Children can harbor rotavirus without gastro complaints, experts say

THURSDAY, April 19, 2007 (HealthDay News) -- Rotavirus, the most common cause of severe diarrhea in children, can cause a systemic infection, not just infection confined to the intestines, a new study confirms.

The finding suggests that children may carry and pass on the bug even if they don't have diahhrea.

That's something experts have suspected for a while. "Until about three years ago, we thought the virus only infected cells in the small intestine," noted lead researcher Margaret Conner, an associate professor of molecular virology and microbiology at Baylor College of Medicine in Houston. "We thought the virus was restricted to the gastrointestinal tract."

In 2003, however, Conner's lab and others reported that rotavirus really appeared to be more of a systemic infection.

Now, Conner and her colleagues from other universities and medical centers have tested samples of blood from children hospitalized with gastroenteritis and compared them with samples from children admitted with noninfectious conditions and from healthy adults.

In all, the researchers tested blood samples obtained from children with gastroenteritis, including 57 youngsters with stools that were rotavirus-positive and 41 with rotavirus-negative stools, 58 children with bronchiolitis (a respiratory tract infection) of known viral origin, 17 with bronchiolitis of unknown viral origins, and 17 children with non-infectious conditions. They also tested 28 healthy adults.

"We looked for an antigen, a marker of whether the infectious virus is there," Conner said. The antigen is actually a protein fragment from the surface of the virus.

They found the antigen was in the blood of 51 of the 57 children with rotavirus-positive stools, in 8 of 9 in children without diarrhea but with rotavirus-positive stool, in 2 of 17 kids with bronchiolitis of unknown viral cause without gastroenteritis and in 5 of 41 children with gastroenteritis but with negative stools. The antigen was not found in the blood samples of any other group.
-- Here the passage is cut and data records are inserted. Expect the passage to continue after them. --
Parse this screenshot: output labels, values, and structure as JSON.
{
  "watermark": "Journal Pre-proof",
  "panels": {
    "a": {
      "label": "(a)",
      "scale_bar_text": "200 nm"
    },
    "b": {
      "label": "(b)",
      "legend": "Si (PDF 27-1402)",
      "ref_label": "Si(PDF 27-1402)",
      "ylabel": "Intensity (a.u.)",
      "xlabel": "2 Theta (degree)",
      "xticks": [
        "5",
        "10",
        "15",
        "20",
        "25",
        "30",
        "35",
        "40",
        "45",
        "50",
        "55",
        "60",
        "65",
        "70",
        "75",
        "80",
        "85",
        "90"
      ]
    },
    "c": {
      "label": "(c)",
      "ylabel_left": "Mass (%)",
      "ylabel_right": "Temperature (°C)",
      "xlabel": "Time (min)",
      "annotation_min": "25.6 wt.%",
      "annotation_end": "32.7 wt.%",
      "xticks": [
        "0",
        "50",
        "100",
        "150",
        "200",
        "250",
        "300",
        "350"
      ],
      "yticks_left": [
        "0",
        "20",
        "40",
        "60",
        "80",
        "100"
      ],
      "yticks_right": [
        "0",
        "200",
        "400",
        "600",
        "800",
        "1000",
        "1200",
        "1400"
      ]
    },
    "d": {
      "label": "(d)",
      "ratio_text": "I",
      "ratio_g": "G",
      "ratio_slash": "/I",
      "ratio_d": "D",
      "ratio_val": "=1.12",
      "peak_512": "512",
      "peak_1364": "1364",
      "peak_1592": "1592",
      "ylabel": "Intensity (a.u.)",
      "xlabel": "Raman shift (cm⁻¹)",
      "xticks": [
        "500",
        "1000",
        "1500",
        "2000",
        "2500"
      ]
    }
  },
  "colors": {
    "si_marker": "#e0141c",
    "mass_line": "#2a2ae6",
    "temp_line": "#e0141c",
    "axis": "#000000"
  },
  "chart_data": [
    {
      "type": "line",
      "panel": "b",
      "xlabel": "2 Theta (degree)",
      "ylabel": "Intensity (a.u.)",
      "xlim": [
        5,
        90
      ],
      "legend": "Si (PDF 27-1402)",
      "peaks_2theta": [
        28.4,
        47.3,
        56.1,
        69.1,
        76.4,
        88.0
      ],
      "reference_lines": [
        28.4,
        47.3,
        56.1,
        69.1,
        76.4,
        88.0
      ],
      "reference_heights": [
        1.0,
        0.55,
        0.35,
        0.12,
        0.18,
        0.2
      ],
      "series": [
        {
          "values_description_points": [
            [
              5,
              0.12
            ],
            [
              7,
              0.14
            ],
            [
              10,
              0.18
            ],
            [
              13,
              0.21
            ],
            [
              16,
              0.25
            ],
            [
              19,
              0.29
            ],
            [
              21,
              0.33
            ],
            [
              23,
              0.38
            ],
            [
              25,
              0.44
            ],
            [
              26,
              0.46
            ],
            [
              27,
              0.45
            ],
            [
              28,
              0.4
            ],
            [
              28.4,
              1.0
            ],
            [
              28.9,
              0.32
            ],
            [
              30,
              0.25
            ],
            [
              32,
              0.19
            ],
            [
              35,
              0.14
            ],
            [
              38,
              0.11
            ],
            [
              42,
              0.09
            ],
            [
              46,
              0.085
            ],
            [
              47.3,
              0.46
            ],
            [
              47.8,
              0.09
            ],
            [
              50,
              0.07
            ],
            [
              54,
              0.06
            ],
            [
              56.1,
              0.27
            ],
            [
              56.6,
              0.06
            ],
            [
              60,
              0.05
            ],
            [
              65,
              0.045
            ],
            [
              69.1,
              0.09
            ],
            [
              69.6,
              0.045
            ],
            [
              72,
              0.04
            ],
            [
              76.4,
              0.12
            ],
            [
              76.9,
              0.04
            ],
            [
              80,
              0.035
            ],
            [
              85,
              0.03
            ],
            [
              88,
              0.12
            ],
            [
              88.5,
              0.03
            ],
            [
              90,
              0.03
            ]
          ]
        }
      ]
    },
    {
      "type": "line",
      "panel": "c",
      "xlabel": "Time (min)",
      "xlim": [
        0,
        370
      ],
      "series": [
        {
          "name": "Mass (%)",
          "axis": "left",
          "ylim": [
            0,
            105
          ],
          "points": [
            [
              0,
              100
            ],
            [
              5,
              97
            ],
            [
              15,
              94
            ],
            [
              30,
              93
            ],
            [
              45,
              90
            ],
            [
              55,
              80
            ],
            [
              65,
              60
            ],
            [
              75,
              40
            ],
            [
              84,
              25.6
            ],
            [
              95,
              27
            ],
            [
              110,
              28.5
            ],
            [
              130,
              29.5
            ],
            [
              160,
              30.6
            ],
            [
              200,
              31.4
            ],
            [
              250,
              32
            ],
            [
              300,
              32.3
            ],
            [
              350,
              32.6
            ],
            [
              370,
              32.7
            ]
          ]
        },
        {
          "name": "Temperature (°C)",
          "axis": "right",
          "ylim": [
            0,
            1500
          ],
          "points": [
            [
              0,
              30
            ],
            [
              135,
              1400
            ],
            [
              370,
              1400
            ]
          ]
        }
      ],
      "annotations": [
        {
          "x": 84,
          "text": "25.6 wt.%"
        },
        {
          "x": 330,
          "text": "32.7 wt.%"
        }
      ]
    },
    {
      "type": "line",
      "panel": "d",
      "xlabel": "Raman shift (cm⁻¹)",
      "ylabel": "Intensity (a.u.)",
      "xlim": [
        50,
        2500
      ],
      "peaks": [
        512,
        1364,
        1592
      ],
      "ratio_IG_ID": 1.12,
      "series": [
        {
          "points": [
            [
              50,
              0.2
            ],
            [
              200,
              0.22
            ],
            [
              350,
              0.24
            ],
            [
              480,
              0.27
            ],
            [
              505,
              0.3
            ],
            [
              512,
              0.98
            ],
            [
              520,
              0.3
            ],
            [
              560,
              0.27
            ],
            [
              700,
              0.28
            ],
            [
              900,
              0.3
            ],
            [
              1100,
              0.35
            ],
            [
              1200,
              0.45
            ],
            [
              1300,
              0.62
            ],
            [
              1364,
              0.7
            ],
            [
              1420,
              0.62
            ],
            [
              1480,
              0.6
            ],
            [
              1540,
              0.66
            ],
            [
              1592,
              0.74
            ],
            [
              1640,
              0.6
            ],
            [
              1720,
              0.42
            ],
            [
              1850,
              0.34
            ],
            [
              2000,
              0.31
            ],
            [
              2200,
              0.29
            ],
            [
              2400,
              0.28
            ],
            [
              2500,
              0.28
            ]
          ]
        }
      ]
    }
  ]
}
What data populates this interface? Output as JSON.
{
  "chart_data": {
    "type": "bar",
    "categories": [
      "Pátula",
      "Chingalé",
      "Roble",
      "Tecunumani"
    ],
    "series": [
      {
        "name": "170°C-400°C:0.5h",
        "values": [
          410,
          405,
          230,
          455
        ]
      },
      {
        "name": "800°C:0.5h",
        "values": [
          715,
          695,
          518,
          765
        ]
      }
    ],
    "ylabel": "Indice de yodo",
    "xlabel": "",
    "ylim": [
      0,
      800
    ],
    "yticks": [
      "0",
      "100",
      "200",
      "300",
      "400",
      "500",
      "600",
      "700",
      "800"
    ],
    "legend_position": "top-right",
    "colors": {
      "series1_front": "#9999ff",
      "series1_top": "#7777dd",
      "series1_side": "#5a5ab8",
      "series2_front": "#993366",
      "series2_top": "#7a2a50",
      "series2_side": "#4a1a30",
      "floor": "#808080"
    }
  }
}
The findings are reported in the April issue of PloS Medicine.

The new report, Conner said, "adds strength to the idea that rotavirus is systemic." The study also shows that children who don't have diarrhea, in whom doctors wouldn't suspect rotavirus, may be infected. "It shows that even without the diarrhea symptom, kids can be infected [with rotavirus]," the researcher said.

"Our study is the first to show that even if a child does not have diarrhea, you can have rotavirus in the blood," Conner said.
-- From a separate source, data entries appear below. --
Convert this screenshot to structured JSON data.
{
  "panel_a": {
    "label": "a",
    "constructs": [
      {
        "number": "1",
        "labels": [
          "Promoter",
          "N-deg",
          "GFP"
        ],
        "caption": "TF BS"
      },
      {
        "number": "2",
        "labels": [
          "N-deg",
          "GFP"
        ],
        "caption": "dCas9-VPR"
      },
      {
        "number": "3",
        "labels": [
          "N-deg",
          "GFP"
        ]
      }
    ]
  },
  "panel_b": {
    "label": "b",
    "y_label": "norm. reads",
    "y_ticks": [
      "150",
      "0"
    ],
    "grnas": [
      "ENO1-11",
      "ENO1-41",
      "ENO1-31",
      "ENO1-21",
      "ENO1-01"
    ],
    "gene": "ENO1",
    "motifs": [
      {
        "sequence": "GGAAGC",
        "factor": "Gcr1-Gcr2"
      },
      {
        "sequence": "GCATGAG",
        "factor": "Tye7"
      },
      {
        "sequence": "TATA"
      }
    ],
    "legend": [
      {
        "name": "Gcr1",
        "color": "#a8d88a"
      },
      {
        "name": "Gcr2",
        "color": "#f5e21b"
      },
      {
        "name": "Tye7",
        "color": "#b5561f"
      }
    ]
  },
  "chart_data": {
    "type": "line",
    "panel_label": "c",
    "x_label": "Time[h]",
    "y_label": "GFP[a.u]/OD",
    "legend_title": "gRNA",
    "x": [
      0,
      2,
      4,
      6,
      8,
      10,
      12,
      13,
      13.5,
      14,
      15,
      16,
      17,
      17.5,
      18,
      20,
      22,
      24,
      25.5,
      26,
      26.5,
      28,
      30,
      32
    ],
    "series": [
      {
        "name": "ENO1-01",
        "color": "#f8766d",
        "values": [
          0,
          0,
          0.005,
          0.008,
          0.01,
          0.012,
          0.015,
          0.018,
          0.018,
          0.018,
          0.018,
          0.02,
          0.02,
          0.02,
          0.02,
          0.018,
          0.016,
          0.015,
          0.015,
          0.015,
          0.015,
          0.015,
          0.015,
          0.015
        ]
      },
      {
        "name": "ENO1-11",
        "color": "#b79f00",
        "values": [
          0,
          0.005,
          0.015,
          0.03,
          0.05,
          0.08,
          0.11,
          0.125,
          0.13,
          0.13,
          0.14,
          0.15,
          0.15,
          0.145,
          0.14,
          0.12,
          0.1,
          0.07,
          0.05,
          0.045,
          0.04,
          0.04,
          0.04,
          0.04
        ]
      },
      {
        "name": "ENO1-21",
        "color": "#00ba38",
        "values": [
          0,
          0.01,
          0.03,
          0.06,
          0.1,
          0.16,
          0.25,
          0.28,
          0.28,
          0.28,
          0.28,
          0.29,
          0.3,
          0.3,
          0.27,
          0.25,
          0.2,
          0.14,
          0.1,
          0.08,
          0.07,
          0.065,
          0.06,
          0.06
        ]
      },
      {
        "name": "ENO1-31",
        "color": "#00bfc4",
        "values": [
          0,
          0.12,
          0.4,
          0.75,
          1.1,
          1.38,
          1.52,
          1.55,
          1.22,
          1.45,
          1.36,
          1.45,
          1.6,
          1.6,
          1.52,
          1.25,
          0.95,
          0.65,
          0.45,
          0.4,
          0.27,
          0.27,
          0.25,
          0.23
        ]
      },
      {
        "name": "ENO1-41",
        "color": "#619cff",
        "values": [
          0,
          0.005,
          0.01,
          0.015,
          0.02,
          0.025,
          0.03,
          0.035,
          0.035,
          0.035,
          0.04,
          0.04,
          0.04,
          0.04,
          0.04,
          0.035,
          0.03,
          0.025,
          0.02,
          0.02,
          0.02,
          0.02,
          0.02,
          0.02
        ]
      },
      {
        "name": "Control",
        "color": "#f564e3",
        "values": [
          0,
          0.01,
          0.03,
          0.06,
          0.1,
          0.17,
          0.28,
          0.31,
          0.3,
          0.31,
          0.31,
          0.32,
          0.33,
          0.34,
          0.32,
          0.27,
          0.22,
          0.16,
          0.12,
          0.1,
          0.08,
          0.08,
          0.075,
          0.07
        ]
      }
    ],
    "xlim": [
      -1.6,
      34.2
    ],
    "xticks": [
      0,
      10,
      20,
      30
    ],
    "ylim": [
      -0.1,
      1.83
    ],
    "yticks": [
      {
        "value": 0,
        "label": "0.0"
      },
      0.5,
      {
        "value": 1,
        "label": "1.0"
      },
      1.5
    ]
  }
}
In the United States, an estimated 3.5 million children become infected every year with rotavirus, Conner said. About 55,000 children are hospitalized in the U.S. each year, according to the federal Centers for Disease Control and Prevention.

The incubation period is about two days. Symptoms include vomiting and watery diarrhea for three to eight days, with fever and abdominal pain often occurring. Dehydration is a risk.

The virus is spread by the fecal-oral route. For instance, young kids who didn't properly wash their hands after toileting may play with a ball at school, contaminate it, and give the ball to another child, who may lick the ball and become infected, Conner said.

The virus gets into the intestine, replicates, and then can also escape from the intestine and go into the bloodstream, the new research shows.

Whether it will make kids sicker if it escapes into the bloodstream is not yet known, the researchers said.

Another expert called the study "extremely interesting." The advice for parents who suspect rotavirus doesn't change, even with this new information, said Mary Beth Koslap-Petraco, a certified pediatric nurse practitioner in the Suffolk County Department of Health Services for Long Island, N.Y.

"During rotavirus season, which varies in different parts of the country, parents should be careful about washing their own hands after diaper changing," she said, along with being sure young children wash their hands often.

Koslap-Petraco recommends using waterless cleaners to help kill rotavirus. A vaccine, given to infants, is also available to protect against the bug. Parents should ask their doctor about the vaccine and for details on when rotavirus is circulating in their region of the country, she said.